The Government of Ireland Act of 1920 established a devolved parliament in Stormont (Belfast), under the ultimate authority of the British Parliament, for six of the nine counties of the province of Ulster, severing what would become Northern Ireland (under continuing British sovereignty) from the emerging sovereign Irish Free State in the South. In contrast to Lebanon, the borders of Northern Ireland were dictated by demography: it was ‘the largest area [of the Irish isle] which could be comfortably held with a majority in favour of the union with Britain’.129 Here, societal cleavages crystallised in parallel to the solidification of the border in the 1920s and early 1930s, and religious denomination emerged as the primary marker of identity. To their respective counterparts, Catholic came to mean (Irish) Nationalist and disloyal to the Stormont parliament, while Protestant came to mean (British) Unionist and loyal to Stormont. As Akenson puts it, the hostile reciprocal perceptions of Catholics as ‘traitors’ and Protestants as ‘oppressors’, became ‘self-fulfilling predictions’.130
At the time of partition, schools in Northern Ireland (like schools in Ottoman Lebanon) were largely under the control of local churches.

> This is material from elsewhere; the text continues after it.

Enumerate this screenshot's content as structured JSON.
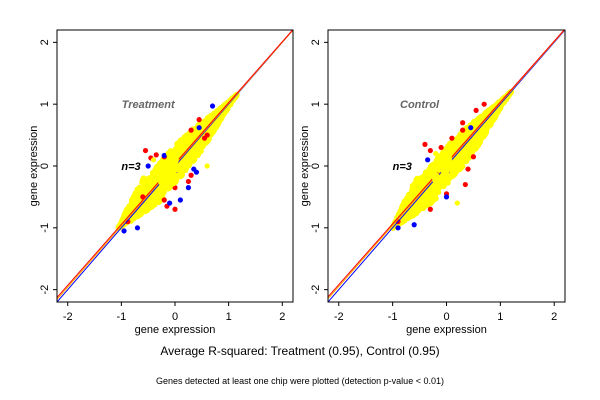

The Irish Education Act of 1831 had established non-denominational, free elementary education in Ireland under the premise that ‘admitting children of all persuasions should not interfere with the particular tenets of any [religious denomination]’.131 Yet, clerical campaigns succeeded in bringing most schools under the control of the Protestant or Catholic clergies, and schools evolved into denominational establishments ‘that served their own faith communities’.132 Thus, by the late 1800s, Ireland had a dual and unequal education system separated along denominational lines. Separate schools protected and reproduced the Protestant distinctive identity within a majority Catholic Irish isle, and provided Catholic children with ‘a Catholic education, on Catholic principles, with Catholic masters and the use of Catholic books’.133
This section considers education policies at the establishment of Northern Ireland (1920-1946), under Unionist political hegemony (1947-1967) and during the Troubles (1968-1998), before briefly introducing the Belfast Agreement and subsequent educational reforms. Reflecting on the complexity of Northern Ireland’s education system, Bell asserted that ‘if you were starting from a blank sheet of paper this is not what you would start from, everybody is in agreement with that’.134 This historical analysis of the political function of education in Northern Ireland shows that the complex structure of the education system is due to the fact that different education sectors became further markers of identity. Before and during the conflict, the Protestant/Unionist community and the Catholic/Nationalist community employed ‘their’ schools to reinforce religious and national cleavages and convey allegiance or opposition to the British state.